Everson served as an associate pastor at Salem Missionary Baptist Church in Lilburn, Georgia.

On August 30, 2005, a special election was held when Phyllis Miller resigned to become a judge in a juvenile court. Everson received 41.86% of the votes while Warren Auld received 31.27% of the votes in a three-person race. On September 27, 2005, Everson won the special election and became a Republican member of Georgia House of Representatives for District 106. Everson defeated Warren Auld with 50.51% of the votes. On November 7, 2006, as an incumbent, Everson won the election and continued serving District 106. Everson defeated Tony Lentini with 66.81% of the votes. On November 4, 2008, as an incumbent, Everson won the election and continued serving District 106. Everson defeated Tony Lentini with 58.00% of the votes.

Everson was the Executive director of Georgia Workforce Development. In September 2011, Everson was appointed by Governor Nathan Deal as the Executive Director and Administrator of Georgia Commission on Equal Opportunity.
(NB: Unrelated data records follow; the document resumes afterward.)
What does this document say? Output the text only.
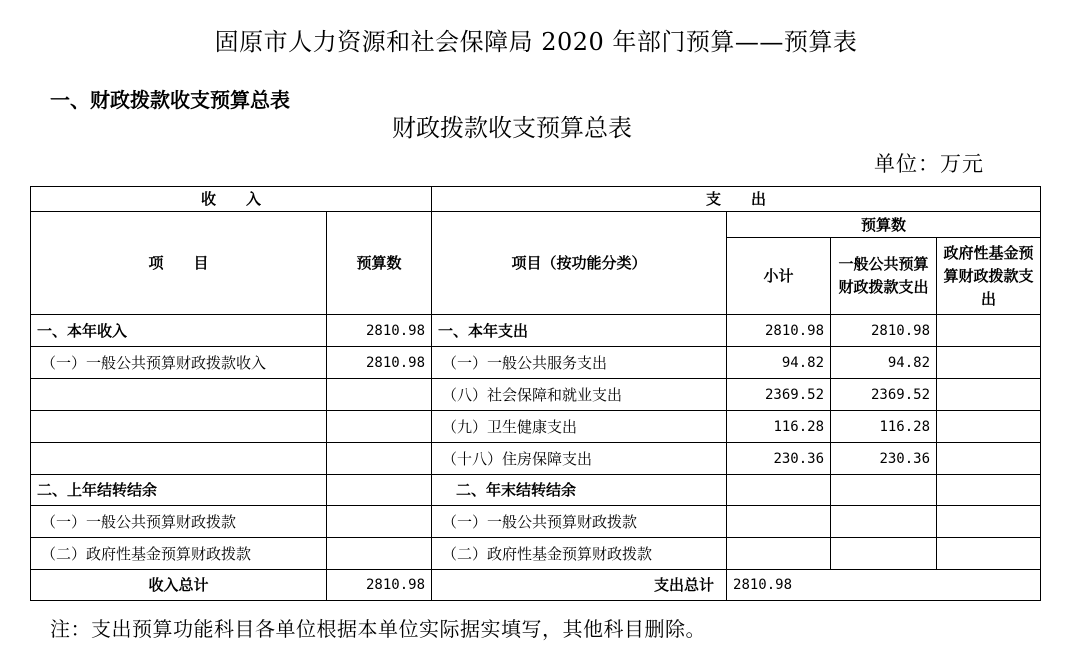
固原市人力资源和社会保障局 2020 年部门预算——预算表
一、财政拨款收支预算总表
财政拨款收支预算总表
单位：万元
收　　入		支　　出			
项　　目	预算数	项目（按功能分类）	预算数		
			小计	一般公共预算财政拨款支出	政府性基金预算财政拨款支出
一、本年收入	2810.98	一、本年支出	2810.98	2810.98	
（一）一般公共预算财政拨款收入	2810.98	（一）一般公共服务支出	94.82	94.82	
		（八）社会保障和就业支出	2369.52	2369.52	
		（九）卫生健康支出	116.28	116.28	
		（十八）住房保障支出	230.36	230.36	
二、上年结转结余		二、年末结转结余			
（一）一般公共预算财政拨款		（一）一般公共预算财政拨款			
（二）政府性基金预算财政拨款		（二）政府性基金预算财政拨款			
收入总计	2810.98	支出总计	2810.98		
注：支出预算功能科目各单位根据本单位实际据实填写，其他科目删除。
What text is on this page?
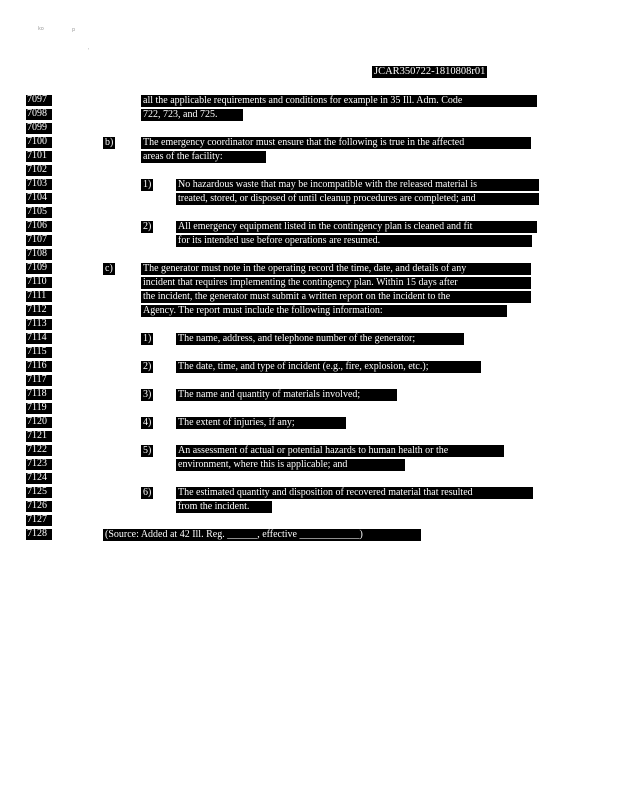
ko	p
'
JCAR350722-1810808r01
7097
7098
7099
7100
7101
7102
7103
7104
7105
7106
7107
7108
7109
7110
7111
7112
7113
7114
7115
7116
7117
7118
7119
7120
7121
7122
7123
7124
7125
7126
7127
7128
all the applicable requirements and conditions for example in 35 Ill. Adm. Code
722, 723, and 725.
b)	The emergency coordinator must ensure that the following is true in the affected
areas of the facility:
1)	No hazardous waste that may be incompatible with the released material is
treated, stored, or disposed of until cleanup procedures are completed; and
2)	All emergency equipment listed in the contingency plan is cleaned and fit
for its intended use before operations are resumed.
c)	The generator must note in the operating record the time, date, and details of any
incident that requires implementing the contingency plan. Within 15 days after
the incident, the generator must submit a written report on the incident to the
Agency. The report must include the following information:
1)	The name, address, and telephone number of the generator;
2)	The date, time, and type of incident (e.g., fire, explosion, etc.);
3)	The name and quantity of materials involved;
4)	The extent of injuries, if any;
5)	An assessment of actual or potential hazards to human health or the
environment, where this is applicable; and
6)	The estimated quantity and disposition of recovered material that resulted
from the incident.
(Source: Added at 42 Ill. Reg. ______, effective ____________)
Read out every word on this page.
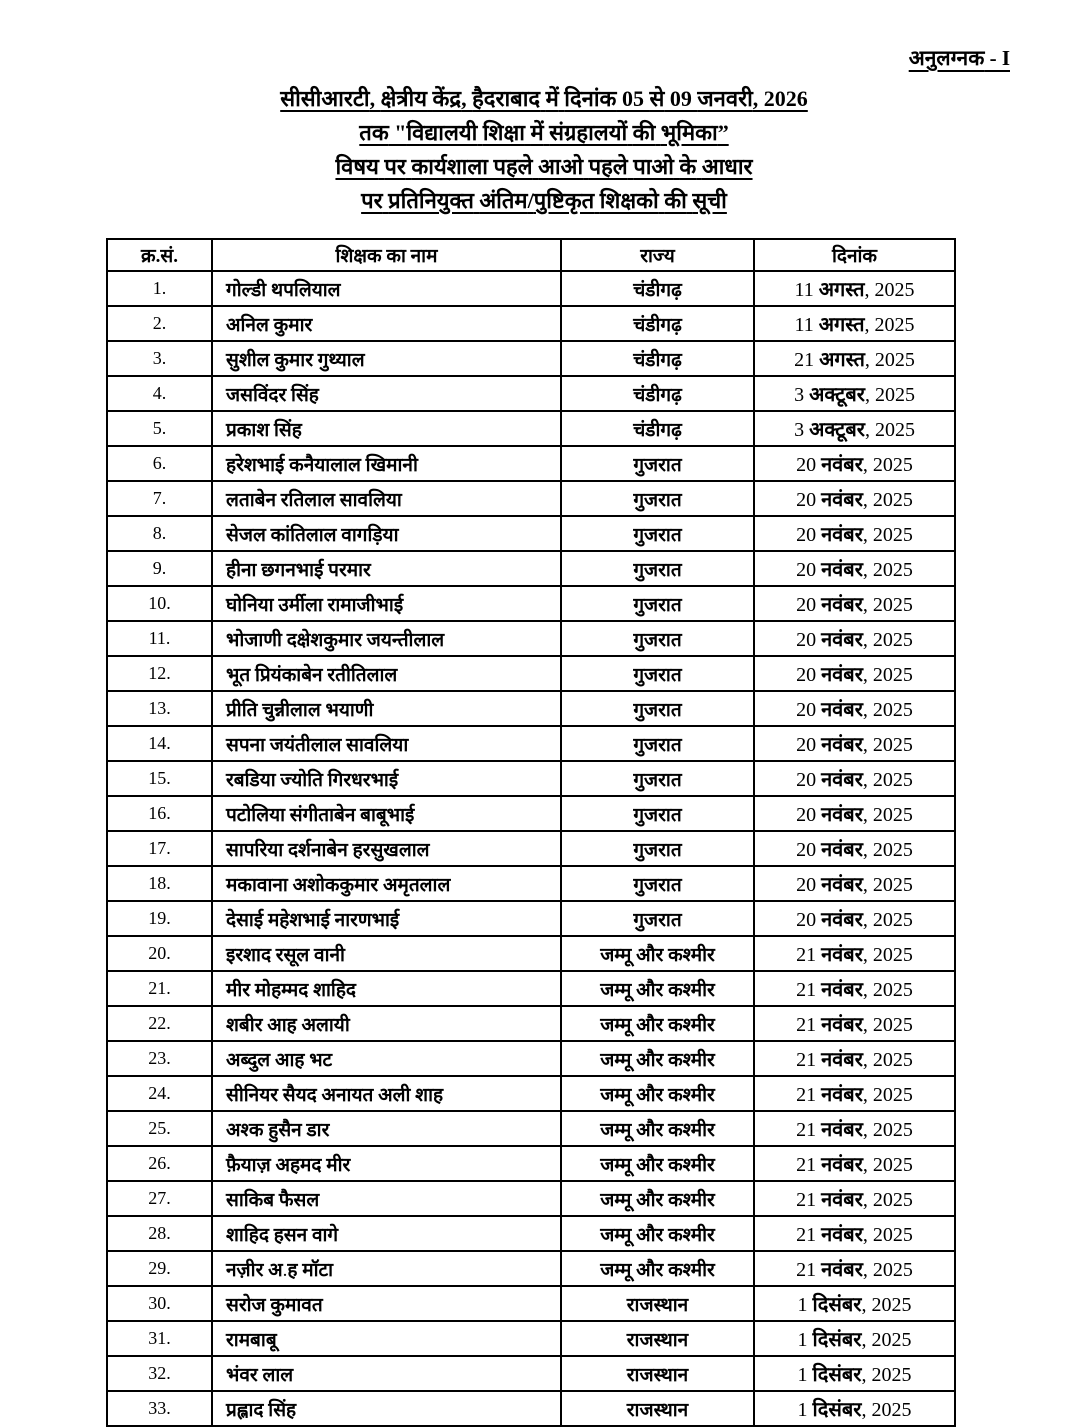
अनुलग्नक - I
सीसीआरटी, क्षेत्रीय केंद्र, हैदराबाद में दिनांक 05 से 09 जनवरी, 2026
तक "विद्यालयी शिक्षा में संग्रहालयों की भूमिका”
विषय पर कार्यशाला पहले आओ पहले पाओ के आधार
पर प्रतिनियुक्त अंतिम/पुष्टिकृत शिक्षको की सूची
क्र.सं.	शिक्षक का नाम	राज्य	दिनांक
1.	गोल्डी थपलियाल	चंडीगढ़	11 अगस्त, 2025
2.	अनिल कुमार	चंडीगढ़	11 अगस्त, 2025
3.	सुशील कुमार गुथ्याल	चंडीगढ़	21 अगस्त, 2025
4.	जसविंदर सिंह	चंडीगढ़	3 अक्टूबर, 2025
5.	प्रकाश सिंह	चंडीगढ़	3 अक्टूबर, 2025
6.	हरेशभाई कनैयालाल खिमानी	गुजरात	20 नवंबर, 2025
7.	लताबेन रतिलाल सावलिया	गुजरात	20 नवंबर, 2025
8.	सेजल कांतिलाल वागड़िया	गुजरात	20 नवंबर, 2025
9.	हीना छगनभाई परमार	गुजरात	20 नवंबर, 2025
10.	घोनिया उर्मीला रामाजीभाई	गुजरात	20 नवंबर, 2025
11.	भोजाणी दक्षेशकुमार जयन्तीलाल	गुजरात	20 नवंबर, 2025
12.	भूत प्रियंकाबेन रतीतिलाल	गुजरात	20 नवंबर, 2025
13.	प्रीति चुन्नीलाल भयाणी	गुजरात	20 नवंबर, 2025
14.	सपना जयंतीलाल सावलिया	गुजरात	20 नवंबर, 2025
15.	रबडिया ज्योति गिरधरभाई	गुजरात	20 नवंबर, 2025
16.	पटोलिया संगीताबेन बाबूभाई	गुजरात	20 नवंबर, 2025
17.	सापरिया दर्शनाबेन हरसुखलाल	गुजरात	20 नवंबर, 2025
18.	मकावाना अशोककुमार अमृतलाल	गुजरात	20 नवंबर, 2025
19.	देसाई महेशभाई नारणभाई	गुजरात	20 नवंबर, 2025
20.	इरशाद रसूल वानी	जम्मू और कश्मीर	21 नवंबर, 2025
21.	मीर मोहम्मद शाहिद	जम्मू और कश्मीर	21 नवंबर, 2025
22.	शबीर आह अलायी	जम्मू और कश्मीर	21 नवंबर, 2025
23.	अब्दुल आह भट	जम्मू और कश्मीर	21 नवंबर, 2025
24.	सीनियर सैयद अनायत अली शाह	जम्मू और कश्मीर	21 नवंबर, 2025
25.	अश्क हुसैन डार	जम्मू और कश्मीर	21 नवंबर, 2025
26.	फ़ैयाज़ अहमद मीर	जम्मू और कश्मीर	21 नवंबर, 2025
27.	साकिब फैसल	जम्मू और कश्मीर	21 नवंबर, 2025
28.	शाहिद हसन वागे	जम्मू और कश्मीर	21 नवंबर, 2025
29.	नज़ीर अ.ह मॉटा	जम्मू और कश्मीर	21 नवंबर, 2025
30.	सरोज कुमावत	राजस्थान	1 दिसंबर, 2025
31.	रामबाबू	राजस्थान	1 दिसंबर, 2025
32.	भंवर लाल	राजस्थान	1 दिसंबर, 2025
33.	प्रह्लाद सिंह	राजस्थान	1 दिसंबर, 2025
In October 2014, Everson served ministry at Cross Pointe Church in Duluth, Georgia.

Everson was the Director of Business and Industry Training at Gwinnett Technical College. In 2019, Everson became the Vice President of Economic Development at Gwinnett Technical College.

== Personal life ==
Everson's wife is Geraldine Everson. They have one child. Everson and his family live in Snellville, Georgia.